What's more, the portfolio provides year-round energy but has no emphasis on delivery during peak-demand hours. This may force the DWR to scramble to meet high demand during times of supply shortages, the audit stated.

Contracts One-Sided

The report also said the DWR cannot terminate or assess penalties under most of the contracts, even if generators repeatedly or intentionally fail to deliver power during severe shortages. Instead, the department can only recover the difference between the contract price and the cost of the replacement power.

In addition, some contracts don't require new power plants to actually make their power available to Californians, even when the state pays a premium for their construction. Also, the DWR didn't bargain for the right to inspect facilities taken out of service due to alleged mechanical difficulties, according to the audit.

In addition, the state could end up facing costs usually paid by generators, like governmental charges and environmental compliance fees.

The audit doesn't fully blame the DWR for the situation. It noted that the department was forced to rush in, unprepared, to purchase electricity in the midst of a crisis.

Although the DWR was able to enter into contracts with the desired goal of calming prices, the department was already unprepared and in a weak bargaining position against market-savvy generators.

The audit noted the DWR had greatly improved its ability to negotiate by March 2001, and later contracts were much improved. However, the bulk of the deals , $35.9 billion worth , were inked before March 2.

A Second Look Needed

These contracts deserve a second look, now that the crisis has eased. The legislature and the governor should conduct a legal review of the contracts as it renegotiates the deals, the audit advised.

In the meantime, the CPUC is weighing how to distribute the costs the DWR has taken on.

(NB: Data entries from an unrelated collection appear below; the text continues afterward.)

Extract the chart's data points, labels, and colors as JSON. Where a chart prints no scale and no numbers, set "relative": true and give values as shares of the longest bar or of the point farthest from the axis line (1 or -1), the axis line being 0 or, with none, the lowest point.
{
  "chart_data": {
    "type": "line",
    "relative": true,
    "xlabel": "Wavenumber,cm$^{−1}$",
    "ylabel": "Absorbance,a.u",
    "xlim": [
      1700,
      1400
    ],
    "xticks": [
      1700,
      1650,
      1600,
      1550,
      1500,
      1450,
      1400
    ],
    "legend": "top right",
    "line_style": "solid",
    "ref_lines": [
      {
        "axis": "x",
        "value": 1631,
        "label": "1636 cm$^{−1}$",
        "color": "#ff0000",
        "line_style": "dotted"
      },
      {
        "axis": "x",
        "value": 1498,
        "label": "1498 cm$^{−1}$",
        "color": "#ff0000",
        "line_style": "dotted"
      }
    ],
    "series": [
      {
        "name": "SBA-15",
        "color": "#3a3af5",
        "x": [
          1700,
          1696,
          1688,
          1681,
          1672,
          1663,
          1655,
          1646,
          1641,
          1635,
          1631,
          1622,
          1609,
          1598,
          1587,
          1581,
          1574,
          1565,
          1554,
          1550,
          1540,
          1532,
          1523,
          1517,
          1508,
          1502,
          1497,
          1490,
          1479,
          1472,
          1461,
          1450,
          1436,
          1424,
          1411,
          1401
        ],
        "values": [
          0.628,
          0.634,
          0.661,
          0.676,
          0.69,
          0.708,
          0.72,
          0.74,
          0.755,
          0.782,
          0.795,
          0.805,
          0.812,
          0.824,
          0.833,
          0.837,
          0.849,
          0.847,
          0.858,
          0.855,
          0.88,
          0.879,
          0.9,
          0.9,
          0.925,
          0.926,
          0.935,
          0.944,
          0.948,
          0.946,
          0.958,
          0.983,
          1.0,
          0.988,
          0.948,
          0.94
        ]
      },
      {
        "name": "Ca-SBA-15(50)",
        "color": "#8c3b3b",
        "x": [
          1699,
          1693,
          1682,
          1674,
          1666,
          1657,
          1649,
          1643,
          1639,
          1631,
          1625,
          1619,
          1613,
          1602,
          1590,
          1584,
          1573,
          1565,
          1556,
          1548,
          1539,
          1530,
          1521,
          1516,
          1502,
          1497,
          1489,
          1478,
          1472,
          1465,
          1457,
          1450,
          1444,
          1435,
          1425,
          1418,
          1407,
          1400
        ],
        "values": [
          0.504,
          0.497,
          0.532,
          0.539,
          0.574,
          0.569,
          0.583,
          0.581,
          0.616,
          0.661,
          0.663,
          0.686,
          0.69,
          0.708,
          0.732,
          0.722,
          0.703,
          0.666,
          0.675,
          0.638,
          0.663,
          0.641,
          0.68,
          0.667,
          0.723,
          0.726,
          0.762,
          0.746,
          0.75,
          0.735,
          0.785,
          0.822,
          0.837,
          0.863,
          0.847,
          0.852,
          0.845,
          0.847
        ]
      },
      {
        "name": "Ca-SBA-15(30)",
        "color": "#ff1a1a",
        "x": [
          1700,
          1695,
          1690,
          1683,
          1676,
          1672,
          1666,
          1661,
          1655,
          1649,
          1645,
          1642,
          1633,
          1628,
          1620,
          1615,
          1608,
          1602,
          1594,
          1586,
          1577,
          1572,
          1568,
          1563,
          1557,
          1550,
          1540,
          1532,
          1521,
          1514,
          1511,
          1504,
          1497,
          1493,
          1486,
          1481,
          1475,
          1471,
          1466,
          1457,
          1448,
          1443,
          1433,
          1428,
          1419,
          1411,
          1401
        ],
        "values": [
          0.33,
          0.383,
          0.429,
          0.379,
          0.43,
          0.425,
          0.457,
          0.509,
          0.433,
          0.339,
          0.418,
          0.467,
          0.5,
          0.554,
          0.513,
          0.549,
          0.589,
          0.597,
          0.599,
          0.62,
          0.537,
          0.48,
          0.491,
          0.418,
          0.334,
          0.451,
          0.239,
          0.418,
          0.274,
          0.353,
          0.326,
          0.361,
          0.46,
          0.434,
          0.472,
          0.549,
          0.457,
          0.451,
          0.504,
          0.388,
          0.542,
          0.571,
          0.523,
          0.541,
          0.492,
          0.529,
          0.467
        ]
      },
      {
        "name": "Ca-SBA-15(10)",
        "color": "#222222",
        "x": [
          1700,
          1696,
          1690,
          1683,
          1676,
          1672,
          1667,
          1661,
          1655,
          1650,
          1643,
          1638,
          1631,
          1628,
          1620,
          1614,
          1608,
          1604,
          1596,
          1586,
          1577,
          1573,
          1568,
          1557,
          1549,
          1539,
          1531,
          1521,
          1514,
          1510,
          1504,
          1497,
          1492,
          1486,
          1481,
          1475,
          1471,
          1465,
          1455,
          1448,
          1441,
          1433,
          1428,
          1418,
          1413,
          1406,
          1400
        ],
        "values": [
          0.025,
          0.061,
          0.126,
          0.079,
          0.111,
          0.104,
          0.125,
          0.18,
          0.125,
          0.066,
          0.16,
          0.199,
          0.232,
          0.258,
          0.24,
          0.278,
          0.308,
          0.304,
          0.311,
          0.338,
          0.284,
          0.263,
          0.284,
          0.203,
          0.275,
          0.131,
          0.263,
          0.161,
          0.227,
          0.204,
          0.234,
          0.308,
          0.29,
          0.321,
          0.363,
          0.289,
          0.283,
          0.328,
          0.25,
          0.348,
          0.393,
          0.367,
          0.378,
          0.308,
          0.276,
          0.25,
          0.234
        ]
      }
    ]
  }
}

This could subject San Diego Gas & Electric Co. customers to a "huge and inequitable" rate increase, according to a statement from SDG & E.;

The potential rate increase would be a follow-up to an earlier increase that went into effect in October to pay the DWR's costs. Originally, the CPUC was planning to impose the increase in a "postage stamp" fashion, said SDG & E; spokesman Ed Van Herik.

That means utility customers throughout the state would end up paying roughly the same price for the DWR's added expenses. However, this failed to consider the costs of transmission, since it costs more money to deliver that power to Northern California, he said.

That would make San Diegans subsidize the expensive transmission costs for Pacific Gas & Electric Co. customers, Van Herik said.

The CPUC seemed to move away from the postage stamp approach in a draft decision reached Sept. 4, using a more cost-based formula. However, an administrative law judge announced Jan. 8 that he would revert to the postage stamp approach. This could cost SDG & E; customers an additional $300 million over two years, Van Herik said.

'We'll Pay For It'

Michael Shames, executive director of the Utility Consumers' Action Network, summed up the situation.

"We don't have as much power as we think we have. We don't have it for the times we need it. We have too much power for the times we don't need it," he said. "And we'll pay for it."

The real issue is not the postage stamp allocation, but renegotiating the DWR's power contracts. It's these contracts that created the statewide debt in the first place, he said.

For example, one contract alone , with SDG & E;'s parent company, Sempra Energy , is $7 billion. If the costs for that power were reduced, that would substantially lower the costs faced by state ratepayers, Shames said.

Shames added that he would release a more extensive review of the state audit Jan. 11. The review, with specific actions the state should take, was not available as of press deadline.